The compound eyes of H. flabellicornis exhibit a typical apposition-type ommatidial organization, consisting of a cornea, a crystalline cone, a bundle of retinula cells, surrounding pigment cells, and a basal lamina (Figure 2A). In each ommatidium, the crystalline cone lies in direct contact with the underlying retinular complex (Figure 2B).
The total length of the ommatidium was 224.81 ± 5.30 µm in females (n = 6) and 238.23 ± 8.16 µm in males (n = 6), with no significant difference. Similarly, no significant differences were found in corneal thickness (28.53 ± 0.17 µm in females (n = 6), and 29.26 ± 0.40 µm in males (n = 6)), crystalline cone height (24.11 ± 0.48 µm in females (n = 6), and 22.69 ± 0.73 µm in males (n = 6)), or rhabdom diameter (2.64 ± 0.07 µm in females (n = 6), and 2.67 ± 0.08 µm in males (n = 6)). The above data were used to calculate relevant optical parameters (Table 1).

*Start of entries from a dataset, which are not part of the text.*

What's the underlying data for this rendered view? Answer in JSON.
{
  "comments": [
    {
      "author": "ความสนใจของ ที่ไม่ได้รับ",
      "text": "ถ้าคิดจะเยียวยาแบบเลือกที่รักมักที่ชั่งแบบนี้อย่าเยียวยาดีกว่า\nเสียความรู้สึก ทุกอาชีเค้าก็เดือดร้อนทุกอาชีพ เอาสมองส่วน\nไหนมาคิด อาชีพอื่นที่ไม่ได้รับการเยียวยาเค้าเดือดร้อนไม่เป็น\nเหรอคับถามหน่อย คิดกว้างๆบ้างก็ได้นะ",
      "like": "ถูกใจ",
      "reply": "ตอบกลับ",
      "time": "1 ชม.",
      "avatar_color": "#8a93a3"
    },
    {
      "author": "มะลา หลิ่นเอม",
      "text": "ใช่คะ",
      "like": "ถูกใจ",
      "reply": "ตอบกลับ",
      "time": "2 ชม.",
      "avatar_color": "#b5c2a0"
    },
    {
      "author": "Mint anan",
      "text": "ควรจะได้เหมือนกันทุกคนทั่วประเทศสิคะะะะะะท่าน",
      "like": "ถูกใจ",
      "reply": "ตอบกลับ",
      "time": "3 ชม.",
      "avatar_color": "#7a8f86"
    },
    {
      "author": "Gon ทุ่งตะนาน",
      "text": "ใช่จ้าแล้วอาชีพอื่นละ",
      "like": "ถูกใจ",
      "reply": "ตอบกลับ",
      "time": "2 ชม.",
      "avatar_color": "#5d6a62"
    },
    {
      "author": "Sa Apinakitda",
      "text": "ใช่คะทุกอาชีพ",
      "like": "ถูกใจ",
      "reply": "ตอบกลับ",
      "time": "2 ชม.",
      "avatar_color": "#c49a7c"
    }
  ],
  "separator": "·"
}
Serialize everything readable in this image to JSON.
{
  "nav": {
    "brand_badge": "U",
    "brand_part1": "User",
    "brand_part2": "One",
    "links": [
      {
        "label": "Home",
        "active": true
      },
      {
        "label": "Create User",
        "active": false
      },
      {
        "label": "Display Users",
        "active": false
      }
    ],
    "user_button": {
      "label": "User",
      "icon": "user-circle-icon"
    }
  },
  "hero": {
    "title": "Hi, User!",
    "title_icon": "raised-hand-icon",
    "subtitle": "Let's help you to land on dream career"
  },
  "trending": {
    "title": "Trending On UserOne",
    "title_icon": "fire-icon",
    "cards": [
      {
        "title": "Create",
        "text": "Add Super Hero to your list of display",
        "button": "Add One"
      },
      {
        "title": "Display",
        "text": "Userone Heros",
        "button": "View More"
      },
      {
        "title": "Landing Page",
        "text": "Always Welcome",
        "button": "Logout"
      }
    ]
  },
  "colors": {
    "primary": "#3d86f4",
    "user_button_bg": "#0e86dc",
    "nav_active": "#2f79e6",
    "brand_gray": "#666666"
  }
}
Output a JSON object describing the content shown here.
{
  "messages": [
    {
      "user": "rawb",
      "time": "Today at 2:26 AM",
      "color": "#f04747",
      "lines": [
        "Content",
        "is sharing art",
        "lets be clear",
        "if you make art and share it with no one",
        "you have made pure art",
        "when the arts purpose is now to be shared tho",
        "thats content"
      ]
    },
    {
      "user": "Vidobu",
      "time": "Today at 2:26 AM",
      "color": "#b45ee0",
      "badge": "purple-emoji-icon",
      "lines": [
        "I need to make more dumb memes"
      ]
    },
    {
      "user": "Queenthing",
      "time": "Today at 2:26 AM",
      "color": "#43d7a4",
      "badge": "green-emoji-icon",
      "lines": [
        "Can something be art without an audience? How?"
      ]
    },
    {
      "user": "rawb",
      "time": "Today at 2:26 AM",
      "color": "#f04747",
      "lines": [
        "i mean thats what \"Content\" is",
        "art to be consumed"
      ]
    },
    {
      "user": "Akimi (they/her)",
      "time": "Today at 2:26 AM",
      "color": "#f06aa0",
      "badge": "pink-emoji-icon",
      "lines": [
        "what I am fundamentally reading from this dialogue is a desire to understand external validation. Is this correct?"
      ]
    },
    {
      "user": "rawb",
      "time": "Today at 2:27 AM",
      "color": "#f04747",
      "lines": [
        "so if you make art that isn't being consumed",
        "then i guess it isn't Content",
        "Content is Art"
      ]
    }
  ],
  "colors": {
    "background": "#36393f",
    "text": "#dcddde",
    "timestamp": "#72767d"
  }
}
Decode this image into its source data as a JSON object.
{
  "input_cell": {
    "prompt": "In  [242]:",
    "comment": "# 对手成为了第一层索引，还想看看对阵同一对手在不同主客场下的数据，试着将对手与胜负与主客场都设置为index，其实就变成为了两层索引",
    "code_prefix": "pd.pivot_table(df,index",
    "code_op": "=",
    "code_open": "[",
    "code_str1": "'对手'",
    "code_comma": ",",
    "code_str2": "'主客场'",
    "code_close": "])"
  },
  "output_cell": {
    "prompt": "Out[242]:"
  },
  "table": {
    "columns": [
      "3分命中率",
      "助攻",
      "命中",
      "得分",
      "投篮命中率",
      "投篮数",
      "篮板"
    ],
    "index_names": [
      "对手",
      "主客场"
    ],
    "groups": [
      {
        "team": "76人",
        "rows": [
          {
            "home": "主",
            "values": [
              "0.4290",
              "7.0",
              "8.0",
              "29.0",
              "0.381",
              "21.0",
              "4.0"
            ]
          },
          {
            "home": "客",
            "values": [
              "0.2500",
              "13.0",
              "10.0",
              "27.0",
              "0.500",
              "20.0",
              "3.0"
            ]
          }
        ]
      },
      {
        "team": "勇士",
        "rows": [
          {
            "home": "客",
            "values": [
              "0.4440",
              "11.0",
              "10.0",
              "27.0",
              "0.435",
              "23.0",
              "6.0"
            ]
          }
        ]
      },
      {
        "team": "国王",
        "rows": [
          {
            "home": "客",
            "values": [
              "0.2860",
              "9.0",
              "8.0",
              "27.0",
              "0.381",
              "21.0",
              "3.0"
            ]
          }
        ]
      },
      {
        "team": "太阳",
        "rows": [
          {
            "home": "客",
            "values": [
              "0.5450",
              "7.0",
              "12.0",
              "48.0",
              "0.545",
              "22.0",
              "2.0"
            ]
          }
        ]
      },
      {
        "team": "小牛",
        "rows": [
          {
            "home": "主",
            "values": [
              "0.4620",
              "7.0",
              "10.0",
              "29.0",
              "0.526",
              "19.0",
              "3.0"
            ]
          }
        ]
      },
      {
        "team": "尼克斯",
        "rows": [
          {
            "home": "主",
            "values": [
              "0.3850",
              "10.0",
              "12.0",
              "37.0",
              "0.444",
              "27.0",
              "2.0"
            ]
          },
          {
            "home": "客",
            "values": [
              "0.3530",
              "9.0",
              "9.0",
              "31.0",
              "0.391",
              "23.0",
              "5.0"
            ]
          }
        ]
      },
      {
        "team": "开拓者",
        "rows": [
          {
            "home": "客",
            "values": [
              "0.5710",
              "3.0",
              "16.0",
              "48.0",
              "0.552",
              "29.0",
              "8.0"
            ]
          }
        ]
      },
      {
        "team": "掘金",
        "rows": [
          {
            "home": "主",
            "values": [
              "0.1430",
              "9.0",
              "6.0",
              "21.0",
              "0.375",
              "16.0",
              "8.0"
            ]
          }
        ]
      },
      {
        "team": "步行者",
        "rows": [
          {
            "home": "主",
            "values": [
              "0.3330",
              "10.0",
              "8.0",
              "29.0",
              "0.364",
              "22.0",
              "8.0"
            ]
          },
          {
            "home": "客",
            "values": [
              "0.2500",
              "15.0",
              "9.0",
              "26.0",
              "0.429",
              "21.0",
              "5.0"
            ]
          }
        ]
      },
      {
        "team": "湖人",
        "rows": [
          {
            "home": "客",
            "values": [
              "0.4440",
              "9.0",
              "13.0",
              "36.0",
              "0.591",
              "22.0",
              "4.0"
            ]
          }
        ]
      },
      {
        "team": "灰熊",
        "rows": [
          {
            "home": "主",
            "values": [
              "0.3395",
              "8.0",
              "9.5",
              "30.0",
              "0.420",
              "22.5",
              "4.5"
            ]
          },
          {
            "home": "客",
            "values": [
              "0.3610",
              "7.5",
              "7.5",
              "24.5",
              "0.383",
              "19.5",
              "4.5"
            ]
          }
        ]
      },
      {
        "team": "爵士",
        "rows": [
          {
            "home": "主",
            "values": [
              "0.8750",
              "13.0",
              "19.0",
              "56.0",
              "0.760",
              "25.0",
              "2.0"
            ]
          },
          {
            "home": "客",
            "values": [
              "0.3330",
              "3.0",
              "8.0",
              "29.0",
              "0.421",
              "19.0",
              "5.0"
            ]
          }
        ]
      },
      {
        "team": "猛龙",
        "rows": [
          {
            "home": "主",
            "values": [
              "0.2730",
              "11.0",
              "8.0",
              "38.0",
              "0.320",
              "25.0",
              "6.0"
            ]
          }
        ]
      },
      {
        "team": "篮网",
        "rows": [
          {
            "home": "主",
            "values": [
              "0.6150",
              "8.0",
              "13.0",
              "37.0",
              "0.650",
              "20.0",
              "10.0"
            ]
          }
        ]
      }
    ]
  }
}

Data are presented as the mean ± SE. n indicates the sample size. “−” indicates a calculated value without an associated sample size.At the distal end of each ommatidium, the cornea consists of approximately 250 thin lamellae. Beneath the cornea, four cone cells, along with their intracellular secretory materials, are arranged radially around the ommatidial axis to form an eucone-type crystalline cone. The nuclei of the cone cells are located in the distal region of the cone (Figure 3A). The crystalline cone tapers proximally and connects directly to the rhabdom (Figure 3B).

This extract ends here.